Friday, September 11, 2009

Firefox 3.5

Updated my Firefox 3.0 and on the page that comes up afterwards spotted the blurb about using the latest and greatest version. Wasn't I already? A click through showed my that wasn't true version 3.5.3 was out.

One update later and I find only two add-ins don't work CSS Viewer and Duplicate Tab it did warn me before hand. CSS Viewer has an alpha for 3.5 I'll leave for the moment and a search shows that I can duplicate tabs by Ctrl+Dragging.

However so far there are two big annoyances both of which seem to annoyed quite a few people. First up is the permanent New Tab button. Oh you can disable it by editing the Chrome file how user-friendly; dammit allow it to be removed via Customise.

Second is the disappearance of the Close Tab X on a single tab. Previously with a single tab open you could 'close' it for it to be replaced by a blank page; now you can't. Seems silly, but sometimes you just want to leave up a blank page rather than the last thing you looked at and opening a new blank page then closing the previous page is comparatively lengthy. As before there is a Chrome workaround, but the quickest method is to visit about:config and alter the
browser.tabs.closeWindowWithLastTab to False. Now you can middle-click it away and a blank will be created in its place.

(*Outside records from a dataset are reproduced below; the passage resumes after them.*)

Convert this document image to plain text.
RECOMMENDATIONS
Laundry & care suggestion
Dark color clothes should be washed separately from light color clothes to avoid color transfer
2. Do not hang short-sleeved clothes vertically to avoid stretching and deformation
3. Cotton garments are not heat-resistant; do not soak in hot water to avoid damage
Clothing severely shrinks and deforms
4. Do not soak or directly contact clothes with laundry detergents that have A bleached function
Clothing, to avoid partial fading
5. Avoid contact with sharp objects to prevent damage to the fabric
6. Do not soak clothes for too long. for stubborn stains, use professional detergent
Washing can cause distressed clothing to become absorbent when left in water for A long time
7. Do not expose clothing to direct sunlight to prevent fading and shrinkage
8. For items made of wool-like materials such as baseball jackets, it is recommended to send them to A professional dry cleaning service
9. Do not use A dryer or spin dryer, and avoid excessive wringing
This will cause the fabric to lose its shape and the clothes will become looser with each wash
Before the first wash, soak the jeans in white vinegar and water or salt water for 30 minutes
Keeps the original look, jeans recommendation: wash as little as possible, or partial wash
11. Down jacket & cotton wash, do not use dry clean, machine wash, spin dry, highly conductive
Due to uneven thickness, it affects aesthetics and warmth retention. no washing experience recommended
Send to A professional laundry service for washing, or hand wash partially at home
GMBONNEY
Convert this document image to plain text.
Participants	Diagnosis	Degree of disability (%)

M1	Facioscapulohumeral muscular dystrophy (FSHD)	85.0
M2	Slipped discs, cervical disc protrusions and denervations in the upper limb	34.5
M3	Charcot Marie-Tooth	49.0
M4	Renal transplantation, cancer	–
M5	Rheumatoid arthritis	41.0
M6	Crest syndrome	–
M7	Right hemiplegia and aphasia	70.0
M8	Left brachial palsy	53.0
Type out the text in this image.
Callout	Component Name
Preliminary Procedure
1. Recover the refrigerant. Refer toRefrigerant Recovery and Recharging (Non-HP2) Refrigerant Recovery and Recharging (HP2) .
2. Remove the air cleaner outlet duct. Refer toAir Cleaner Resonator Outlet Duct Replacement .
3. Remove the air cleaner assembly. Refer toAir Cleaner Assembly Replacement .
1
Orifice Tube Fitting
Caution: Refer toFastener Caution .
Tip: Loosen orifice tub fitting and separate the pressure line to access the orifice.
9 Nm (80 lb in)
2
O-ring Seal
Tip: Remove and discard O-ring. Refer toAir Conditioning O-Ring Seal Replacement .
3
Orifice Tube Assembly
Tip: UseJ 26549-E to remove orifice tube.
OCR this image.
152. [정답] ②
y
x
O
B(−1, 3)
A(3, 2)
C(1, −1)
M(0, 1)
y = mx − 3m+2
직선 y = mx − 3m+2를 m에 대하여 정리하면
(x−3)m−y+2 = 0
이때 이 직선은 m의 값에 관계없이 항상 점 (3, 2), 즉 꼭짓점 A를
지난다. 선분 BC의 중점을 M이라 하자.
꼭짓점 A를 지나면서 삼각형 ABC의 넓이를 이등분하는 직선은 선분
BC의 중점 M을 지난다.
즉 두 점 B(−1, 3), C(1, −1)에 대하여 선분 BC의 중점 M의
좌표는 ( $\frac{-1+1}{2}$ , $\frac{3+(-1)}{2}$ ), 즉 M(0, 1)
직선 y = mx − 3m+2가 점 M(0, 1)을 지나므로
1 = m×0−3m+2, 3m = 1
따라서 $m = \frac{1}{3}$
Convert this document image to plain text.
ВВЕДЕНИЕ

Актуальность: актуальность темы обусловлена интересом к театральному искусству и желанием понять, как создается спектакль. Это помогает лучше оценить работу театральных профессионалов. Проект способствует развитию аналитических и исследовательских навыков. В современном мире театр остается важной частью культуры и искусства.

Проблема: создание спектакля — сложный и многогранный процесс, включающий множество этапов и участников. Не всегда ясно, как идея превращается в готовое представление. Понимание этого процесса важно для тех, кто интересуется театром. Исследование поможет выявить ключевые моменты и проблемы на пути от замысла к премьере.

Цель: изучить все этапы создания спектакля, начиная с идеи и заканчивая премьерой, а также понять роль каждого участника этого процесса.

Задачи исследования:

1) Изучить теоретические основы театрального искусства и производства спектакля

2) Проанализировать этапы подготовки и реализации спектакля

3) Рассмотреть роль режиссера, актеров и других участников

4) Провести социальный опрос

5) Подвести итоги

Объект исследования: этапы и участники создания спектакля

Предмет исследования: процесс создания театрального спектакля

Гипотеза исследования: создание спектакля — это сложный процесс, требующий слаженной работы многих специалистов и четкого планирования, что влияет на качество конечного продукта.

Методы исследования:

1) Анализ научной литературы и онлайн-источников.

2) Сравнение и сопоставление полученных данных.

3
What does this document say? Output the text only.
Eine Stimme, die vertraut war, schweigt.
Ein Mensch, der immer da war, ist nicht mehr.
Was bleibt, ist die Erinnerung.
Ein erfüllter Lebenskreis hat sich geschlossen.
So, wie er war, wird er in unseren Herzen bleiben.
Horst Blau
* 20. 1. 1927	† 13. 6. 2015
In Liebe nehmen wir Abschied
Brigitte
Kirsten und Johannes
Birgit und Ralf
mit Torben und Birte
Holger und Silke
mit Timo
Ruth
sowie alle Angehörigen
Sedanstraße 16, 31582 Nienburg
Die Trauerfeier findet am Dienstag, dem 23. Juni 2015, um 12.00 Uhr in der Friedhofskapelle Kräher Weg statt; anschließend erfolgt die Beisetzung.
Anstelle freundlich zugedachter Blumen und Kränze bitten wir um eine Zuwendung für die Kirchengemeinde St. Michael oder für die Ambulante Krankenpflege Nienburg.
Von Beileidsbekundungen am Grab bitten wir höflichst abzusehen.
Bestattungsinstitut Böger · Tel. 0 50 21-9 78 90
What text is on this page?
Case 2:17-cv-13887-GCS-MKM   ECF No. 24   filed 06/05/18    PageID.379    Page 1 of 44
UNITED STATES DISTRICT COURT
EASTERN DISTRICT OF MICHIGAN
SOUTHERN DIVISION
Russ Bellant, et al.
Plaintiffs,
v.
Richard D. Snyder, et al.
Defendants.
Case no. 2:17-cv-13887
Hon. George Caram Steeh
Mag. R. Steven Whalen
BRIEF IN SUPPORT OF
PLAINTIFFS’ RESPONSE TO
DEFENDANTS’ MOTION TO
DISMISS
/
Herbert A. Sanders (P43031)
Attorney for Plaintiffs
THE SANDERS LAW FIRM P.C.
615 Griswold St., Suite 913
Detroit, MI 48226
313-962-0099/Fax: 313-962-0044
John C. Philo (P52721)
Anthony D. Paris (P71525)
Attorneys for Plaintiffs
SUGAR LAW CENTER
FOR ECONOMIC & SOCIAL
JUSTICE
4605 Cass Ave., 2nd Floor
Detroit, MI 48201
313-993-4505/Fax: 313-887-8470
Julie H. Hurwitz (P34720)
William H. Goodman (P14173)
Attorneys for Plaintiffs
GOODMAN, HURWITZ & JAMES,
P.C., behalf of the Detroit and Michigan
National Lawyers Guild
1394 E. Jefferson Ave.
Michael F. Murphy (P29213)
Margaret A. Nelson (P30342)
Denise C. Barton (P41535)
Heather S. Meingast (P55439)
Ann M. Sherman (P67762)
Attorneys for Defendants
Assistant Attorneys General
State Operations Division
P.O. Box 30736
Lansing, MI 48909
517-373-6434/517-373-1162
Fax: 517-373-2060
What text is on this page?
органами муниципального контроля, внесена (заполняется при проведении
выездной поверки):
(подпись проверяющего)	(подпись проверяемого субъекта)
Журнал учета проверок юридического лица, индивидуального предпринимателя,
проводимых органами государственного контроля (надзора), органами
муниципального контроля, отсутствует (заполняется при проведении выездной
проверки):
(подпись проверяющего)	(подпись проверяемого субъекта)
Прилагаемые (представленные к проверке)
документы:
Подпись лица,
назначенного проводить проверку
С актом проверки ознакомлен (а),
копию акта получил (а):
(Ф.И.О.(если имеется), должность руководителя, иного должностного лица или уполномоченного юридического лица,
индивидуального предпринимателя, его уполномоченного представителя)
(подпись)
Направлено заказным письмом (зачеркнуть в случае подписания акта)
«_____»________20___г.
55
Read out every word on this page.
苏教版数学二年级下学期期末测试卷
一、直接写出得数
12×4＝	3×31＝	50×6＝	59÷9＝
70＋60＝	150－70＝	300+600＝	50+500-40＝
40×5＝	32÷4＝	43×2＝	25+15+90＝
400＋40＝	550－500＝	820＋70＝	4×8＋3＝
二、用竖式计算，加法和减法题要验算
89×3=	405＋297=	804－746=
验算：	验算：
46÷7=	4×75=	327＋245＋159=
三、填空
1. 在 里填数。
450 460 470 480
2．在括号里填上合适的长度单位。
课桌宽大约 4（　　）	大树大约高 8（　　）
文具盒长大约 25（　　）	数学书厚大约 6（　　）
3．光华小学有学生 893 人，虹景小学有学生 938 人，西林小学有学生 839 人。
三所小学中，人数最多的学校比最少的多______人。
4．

Still stupid, you don't change functionality unless you're replacing it with something better and for those of us used to closing the last tab this is very annoying.

2 comments:

Orphi said...

Isn't there some option in the Preferences window that says “Always show tabs” or something? I don't know if it's Firefox 3.5, but having that set one way makes Firefox shut down when you close the last tab, and having it set the other way makes Firefox show a blank tab when you close the last one…

FlipC said...

I think you're thinking of the Always Show Tab Bar. I've just checked and 3.0 has no options to close the last tab and replace it just did it that way.

I'm sure there's something in the about:config that behaves the way you mention, but not as something the average user would ever see.